Jesus Cristo disse aos apóstolos, segundo o Evangelho de Mateus: “...E sobre esta pedra edificarei a minha Igreja”. Inspirados nessa passagem da Bíblia, há 1.600 anos os cristãos erguem templos para louvar a Deus. No começo, eram simples e pequenos; no Renascimento, esculturas e pinturas de mestres como Michelangelo e Ticiano fizeram das igrejas palcos da grandiosidade do talento do homem; no século XX, os templos católicos perderam esses adereços litúrgicos e parte relevante de sua frequência. Agora, na primeira década do século XXI, as igrejas de todas as denominações cresceram. Ganharam capacidade de reunir, de uma única vez, dezenas de milhares de fiéis – a despeito de inovações como a televisão, o rádio e a internet, que tornaram os líderes das igrejas famosos e inventaram o exercício remoto e quase impessoal da fé. Ao custo de centenas de milhões de reais, os megatemplos se multiplicam nas grandes cidades brasileiras e atraem multidões antes vistas apenas em shows e jogos de futebol. Como exibição de fé, são verdadeiros monumentos a atestar o vigor do cristianismo brasileiro. Do ponto de vista social, testemunham o enorme desejo de participar que anima as multidões de fiéis. Se Deus está presente onde duas ou três pessoas se reúnem em nome Dele, como diz a Bíblia, os fiéis imaginam que sua presença será ainda mais intensa quando se reúnem 30 mil, 50 mil, 150 mil pessoas.

PRIMEIRA COMUNHÃO
O padre Marcelo Rossi na primeira missa do Santuário Mãe de Deus, em outubro. A inauguração oficial da igreja está prevista para 2012 (Foto: Juca Varella/Folhapress

Megatemplos são construídos em todo o país e por várias religiões: a Igreja Católica inaugurará em 2012 o Santuário Mãe de Deus, para 100 mil pessoas, em São Paulo. Em Belo Horizonte, Minas Gerais, a Catedral Cristo Rei vai abrigar até 25 mil pessoas quando for consagrada, em três anos. Entre os evangélicos, várias denominações prometem inaugurar suas megaconstruções. Em Guarulhos, na Grande São Paulo, a Igreja Mundial do Reino de Deus planeja construir a Cidade de Deus, para 150 mil pessoas. No Recife, a Assembleia de Deus conclui o projeto de um templo para 30 mil pessoas. Em Belo Horizonte, a Igreja Batista de Lagoinha planeja acolher num mesmo teto 35 mil pessoas. “Os brasileiros têm necessidade de grandes basílicas e catedrais, de lugares grandes para congregar e orar”, diz o padre Marcelo Rossi, criador do Santuário Mãe de Deus.
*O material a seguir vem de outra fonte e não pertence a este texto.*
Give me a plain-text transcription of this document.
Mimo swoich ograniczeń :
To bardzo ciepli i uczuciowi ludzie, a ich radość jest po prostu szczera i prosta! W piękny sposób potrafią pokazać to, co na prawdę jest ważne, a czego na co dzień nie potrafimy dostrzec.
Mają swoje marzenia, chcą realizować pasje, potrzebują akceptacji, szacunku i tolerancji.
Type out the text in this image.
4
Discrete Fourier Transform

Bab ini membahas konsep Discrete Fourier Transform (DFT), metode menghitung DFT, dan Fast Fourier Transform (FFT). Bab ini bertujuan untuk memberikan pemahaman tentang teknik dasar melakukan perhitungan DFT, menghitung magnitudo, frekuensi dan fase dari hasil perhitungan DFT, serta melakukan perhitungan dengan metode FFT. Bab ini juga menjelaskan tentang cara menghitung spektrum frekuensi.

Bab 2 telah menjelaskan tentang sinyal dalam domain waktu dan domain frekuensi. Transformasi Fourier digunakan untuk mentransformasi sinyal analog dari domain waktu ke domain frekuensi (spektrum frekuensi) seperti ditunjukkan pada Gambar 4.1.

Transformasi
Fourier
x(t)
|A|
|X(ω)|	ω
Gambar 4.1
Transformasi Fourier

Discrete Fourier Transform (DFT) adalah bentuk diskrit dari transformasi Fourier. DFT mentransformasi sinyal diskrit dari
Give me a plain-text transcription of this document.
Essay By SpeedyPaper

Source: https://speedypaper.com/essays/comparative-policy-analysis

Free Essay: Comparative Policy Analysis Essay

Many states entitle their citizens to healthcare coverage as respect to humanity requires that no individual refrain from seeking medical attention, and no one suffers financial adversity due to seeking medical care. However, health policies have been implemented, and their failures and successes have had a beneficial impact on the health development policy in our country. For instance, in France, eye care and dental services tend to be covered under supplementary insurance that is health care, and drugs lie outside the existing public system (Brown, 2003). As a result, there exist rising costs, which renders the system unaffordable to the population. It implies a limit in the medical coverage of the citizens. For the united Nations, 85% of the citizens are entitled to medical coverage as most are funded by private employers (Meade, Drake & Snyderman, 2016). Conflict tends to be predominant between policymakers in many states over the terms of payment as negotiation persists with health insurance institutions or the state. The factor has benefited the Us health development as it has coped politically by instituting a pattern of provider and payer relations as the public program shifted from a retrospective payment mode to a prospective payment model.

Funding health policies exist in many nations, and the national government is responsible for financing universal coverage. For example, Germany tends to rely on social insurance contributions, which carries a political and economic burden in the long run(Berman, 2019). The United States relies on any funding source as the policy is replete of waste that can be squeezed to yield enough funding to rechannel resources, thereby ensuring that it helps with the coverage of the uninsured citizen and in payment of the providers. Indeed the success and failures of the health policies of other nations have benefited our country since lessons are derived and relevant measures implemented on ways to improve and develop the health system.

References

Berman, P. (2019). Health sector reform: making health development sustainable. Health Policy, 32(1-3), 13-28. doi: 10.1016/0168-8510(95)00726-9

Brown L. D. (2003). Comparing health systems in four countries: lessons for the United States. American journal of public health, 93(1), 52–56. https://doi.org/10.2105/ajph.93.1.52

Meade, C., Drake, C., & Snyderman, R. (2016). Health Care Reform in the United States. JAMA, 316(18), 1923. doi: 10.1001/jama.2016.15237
O fenômeno é mundial e multirreligioso. Estados Unidos, Coreia do Sul e Guatemala têm grandes templos. Na Nigéria, a Winners Chapel (Capela dos Vencedores) acolhe 250 mil fiéis. No islamismo, a ideia de que a multidão amplifica a experiência religiosa é antiga. “Maomé diz que a oração em conjunto é 27 vezes maior do que a oração individual”, afirma o xeque Jihad Hassan, presidente do Conselho de Ética da União Nacional Islâmica, em São Paulo. Por isso, as principais mesquitas do mundo árabe, em Meca e Medina, estão frequentemente em obras de ampliação. A Mesquita do Profeta, em Medina, na Arábia Saudita, foi aberta no ano 622 com capacidade para centenas de fiéis – adequada à população da cidade, que girava em torno de 2 mil pessoas. Hoje, Medina tem uma população de quase 2 milhões de pessoas, e a mesquita pode abrigar 1 milhão de fiéis.

No mundo cristão, o fenômeno dos templos multitudinários teve início na década de 1970, como reflexo da popularização das igrejas evangélicas. No Brasil, começou nos anos 1980, quando as igrejas evangélicas passaram a comprar grandes salas de cinema abandonadas, com capacidade para até 2 mil pessoas. Dez anos depois, surgiram edifícios religiosos como a Catedral Mundial da Fé, sede da Igreja Universal do Reino de Deus, no Rio de Janeiro, que abriga 15 mil fiéis. A Igreja Católica, representada por seu ramo carismático, reagiu – dentro de suas tradições arquitetônicas. “Um espaço que leve à reflexão não pode ser confundido com um auditório ou ginásio. Um local profano pode acomodar as pessoas, mas não ajuda na experiência religiosa”, diz o arquiteto Ruy Ohtake, autor do projeto do Santuário Mãe de Deus. A construção do templo é financiada pelo padre Marcelo Rossi com o dinheiro de doações e da venda do CD e do livro Ágape (publicado pela Editora Globo), que, juntos, já venderam 9 milhões de exemplares.